Ce poème parle d'une séparation qui n'est pas motivée par un manque d'amour, mais par la nécessité de s'éloigner pour que cet amour puisse persister dans sa pureté. Le lien entre les deux êtres est profond, presque spirituel, et il existe au-delà des obstacles, des distances et du temps. Les vagues qui murmurent symbolisent peut-être la constance et la force de ce lien, malgré les apparences de la séparation physique.
Le poème commence par l'évocation d'une histoire marquée par une décision difficile, celle de s'éloigner pour préserver l'amour. Malgré la douleur, l'auteure affirme que son amour est véritable et qu'il ne disparaîtra jamais. Le cri à travers les flots agités peut symboliser la souffrance et l’espoir qui traversent l’espace et le temps. Ce n’est pas un cri désespéré, mais un cri qui traverse la mer pour dire que l’amour reste là, vivant et indestructible.
La mention de la nuit et du jour montre que, même dans les moments sombres ou difficiles, cet amour demeure. C’est une lumière éternelle, inaltérable. L’auteure exprime aussi que même si elle se retire, une partie d’elle demeure dans l'autre, dans un éclat pur et lumineux, comme un trésor qui ne se perd jamais, même si les chemins se séparent.
L’idée de partir pour préserver l’amour est centrale : il ne s’agit pas d’un abandon, mais d’une manière de protéger la relation d’une usure ou d’un déclin. Cette séparation est vue comme une forme de purification, un choix nécessaire pour que l’amour puisse se maintenir dans sa forme la plus pure et la plus forte.
Le poème se conclut sur une note de responsabilité, l'autre étant maintenant seul à pouvoir choisir la voie à suivre.

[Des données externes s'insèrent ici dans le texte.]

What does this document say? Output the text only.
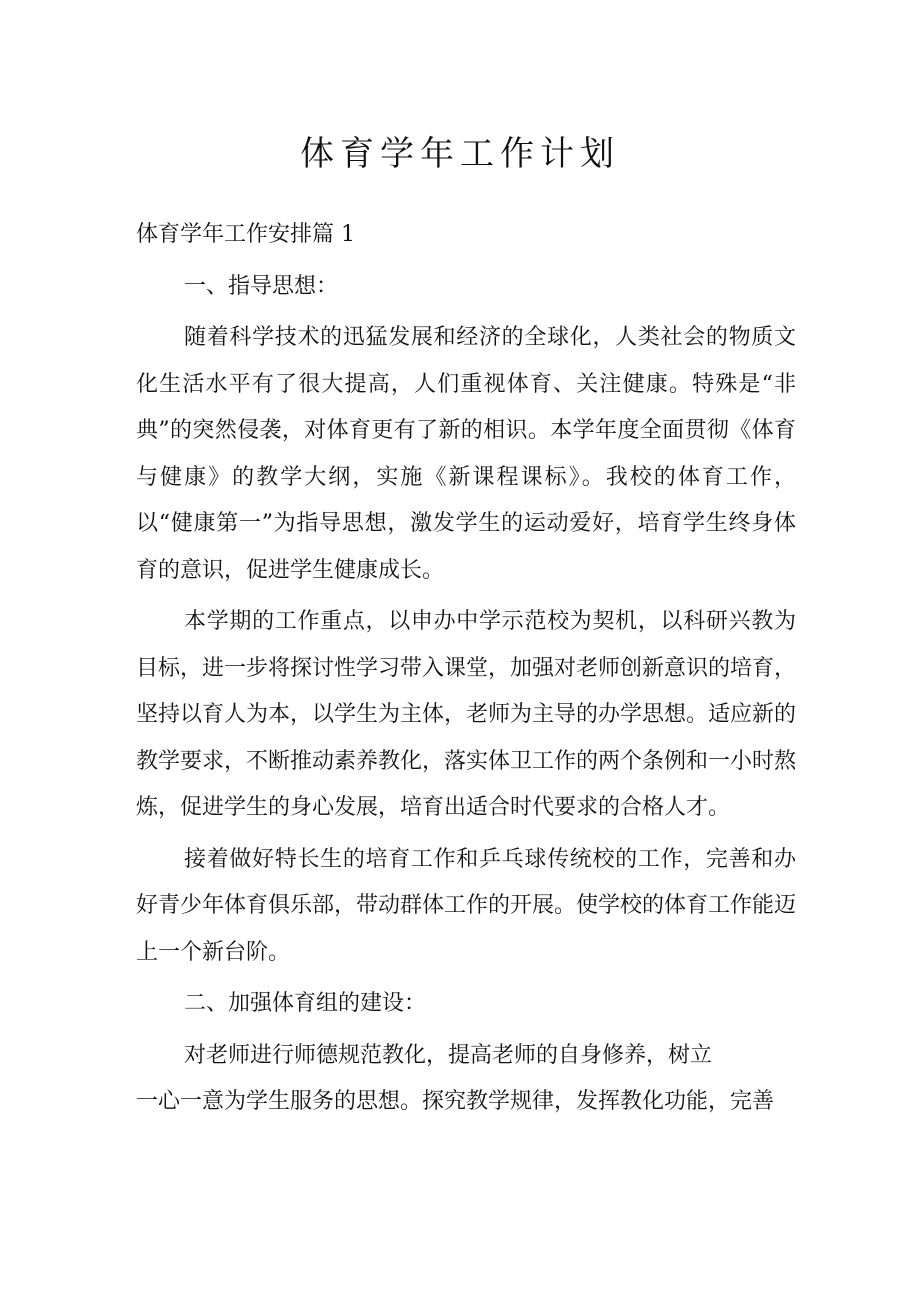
体育学年工作计划

体育学年工作安排篇 1

一、指导思想：

随着科学技术的迅猛发展和经济的全球化，人类社会的物质文化生活水平有了很大提高，人们重视体育、关注健康。特殊是“非典”的突然侵袭，对体育更有了新的相识。本学年度全面贯彻《体育与健康》的教学大纲，实施《新课程课标》。我校的体育工作，以“健康第一”为指导思想，激发学生的运动爱好，培育学生终身体育的意识，促进学生健康成长。

本学期的工作重点，以申办中学示范校为契机，以科研兴教为目标，进一步将探讨性学习带入课堂，加强对老师创新意识的培育，坚持以育人为本，以学生为主体，老师为主导的办学思想。适应新的教学要求，不断推动素养教化，落实体卫工作的两个条例和一小时熬炼，促进学生的身心发展，培育出适合时代要求的合格人才。

接着做好特长生的培育工作和乒乓球传统校的工作，完善和办好青少年体育俱乐部，带动群体工作的开展。使学校的体育工作能迈上一个新台阶。

二、加强体育组的建设：

对老师进行师德规范教化，提高老师的自身修养，树立

一心一意为学生服务的思想。探究教学规律，发挥教化功能，完善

Le lien reste, mais la liberté de décider est désormais de son côté, pour que l’histoire puisse continuer ou se réinventer.
En somme, ce poème parle de l'amour comme d'une force transcendante, qui survit à l'éloignement et à la séparation, et qui reste toujours présent, lumineux et pur, tout en confiant à l'autre la possibilité d’écrire la suite de l’histoire, librement.